D’abord, le syndicat que je représente, le SNARF, a décidé de se constituer partie civile. La profession nous y a beaucoup encouragés. Ensuite, quand nous avons eu connaissance du dossier, nous avons réuni le conseil d’administration pour déterminer notre position. À l’unanimité, nous avons décidé de nous placer du côté de l’accusation. Cette affaire est dramatique pour les victimes, les patients, mais aussi pour les infirmiers, les médecins, les chirurgiens. Ce qui s’est passé n’est pas concevable.
On est précisément dans l’impensé médical, l’impensable ?
Ce mot a été répété tout au long de l’audience. Ce n’est pas envisageable d’utiliser cette position dominante vis-à-vis d’un patient endormi. Les patients nous confient leur vie et nous font parfaitement confiance. Tout médecin anesthésiste a pu être confronté à une forme d’angoisse. On entend souvent : vous me réveillez hein, docteur ? Ne pas avoir conscience de cet aspect est parfaitement inconcevable dans notre profession. Et injecter d’autres produits que ceux de notre science, ce n’est pas notre profession. Je pense que les gens sont capables de relativiser. On parle d’assassinats dans ce procès, pas de conduites d’anesthésies.
Comment va réagir la profession ? Y a-t-il des pistes de réflexion ?
Ce qui va changer : dans le logiciel à tiroirs que nous avons pour un diagnostic d’incident, il faudra maintenant envisager la malveillance. Elle n’est pas enseignée une minute dans notre parcours de formation. Il faudra l’ajouter. Et quand on se posera la question des raisons d’un arrêt cardiaque, il faudra avoir en tête l’hypothèse d’un acte criminel. Il faudra rajouter une ligne. C’était inconcevable. On passe de l’inconcevable au conceptuel, et à la réalité.
Ce qui vous marque dans ce procès auquel vous assistez depuis le début ?
L’extrême dignité de l’ensemble des parties. En tant que soignants, ça remue. Il y a les patients, ceux qui ont survécu, ceux qui ne sont plus là. Beaucoup d’émotions. Nous médecins, dans le feu de l’action, nous sommes peut-être plus dans les gestes techniques, même si on ne peut s’empêcher de revivre la naissance de nos enfants à chaque accouchement… Là, c’est étonnant d’être confronté à la parole des patients et des familles.
Les établissements réagiront également avec des protocoles de sécurité renforcés ?
C’est d’abord aux médecins de s’emparer de cette question.
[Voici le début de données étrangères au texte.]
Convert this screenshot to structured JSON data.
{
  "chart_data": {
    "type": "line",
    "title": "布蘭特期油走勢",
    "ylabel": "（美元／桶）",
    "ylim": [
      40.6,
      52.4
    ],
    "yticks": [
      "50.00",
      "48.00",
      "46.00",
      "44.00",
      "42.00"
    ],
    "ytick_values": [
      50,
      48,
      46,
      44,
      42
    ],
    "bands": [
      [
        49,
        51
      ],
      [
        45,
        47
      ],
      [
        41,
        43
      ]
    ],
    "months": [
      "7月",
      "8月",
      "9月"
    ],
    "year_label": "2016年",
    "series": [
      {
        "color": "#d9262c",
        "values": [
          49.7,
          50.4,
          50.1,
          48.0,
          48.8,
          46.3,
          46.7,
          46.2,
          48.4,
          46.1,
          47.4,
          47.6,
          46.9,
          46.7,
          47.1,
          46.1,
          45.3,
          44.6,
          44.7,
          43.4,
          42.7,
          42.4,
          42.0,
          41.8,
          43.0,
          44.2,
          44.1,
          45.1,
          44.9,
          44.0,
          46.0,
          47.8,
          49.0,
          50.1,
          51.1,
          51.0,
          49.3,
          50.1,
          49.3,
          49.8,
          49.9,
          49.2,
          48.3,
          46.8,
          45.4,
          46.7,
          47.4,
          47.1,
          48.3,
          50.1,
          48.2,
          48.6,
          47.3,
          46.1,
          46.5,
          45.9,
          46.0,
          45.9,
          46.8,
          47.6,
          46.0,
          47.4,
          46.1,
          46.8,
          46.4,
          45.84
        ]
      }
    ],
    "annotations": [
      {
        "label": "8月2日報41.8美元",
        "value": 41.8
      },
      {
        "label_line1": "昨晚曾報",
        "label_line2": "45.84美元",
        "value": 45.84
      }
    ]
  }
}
Il ne faut plus travailler chacun dans son couloir de nage. Chaque événement indésirable grave (EIG) doit être discuté, en associant les paramédicaux. Il faut recréer du lien, redonner du sens au travail collectif comme les commissions médicales d’établissement. Peut-être que si tous les cas qui se sont produits à Saint-Vincent avaient été analysés comme ça…
Si vous aviez un message ?
L’anesthésie-réanimation est probablement la plus belle des spécialités, la plus complète. Mais rien ne peut se faire sans confiance. Sur les 12 millions d’anesthésies par an, il y a moins de 100 décès rapportés à l’anesthésie. Et puis il y a le facteur humain… Ici, c’est la fin du serment d’Hippocrate. Si le médecin manque à ses promesses, il sera déshonoré et méprisé.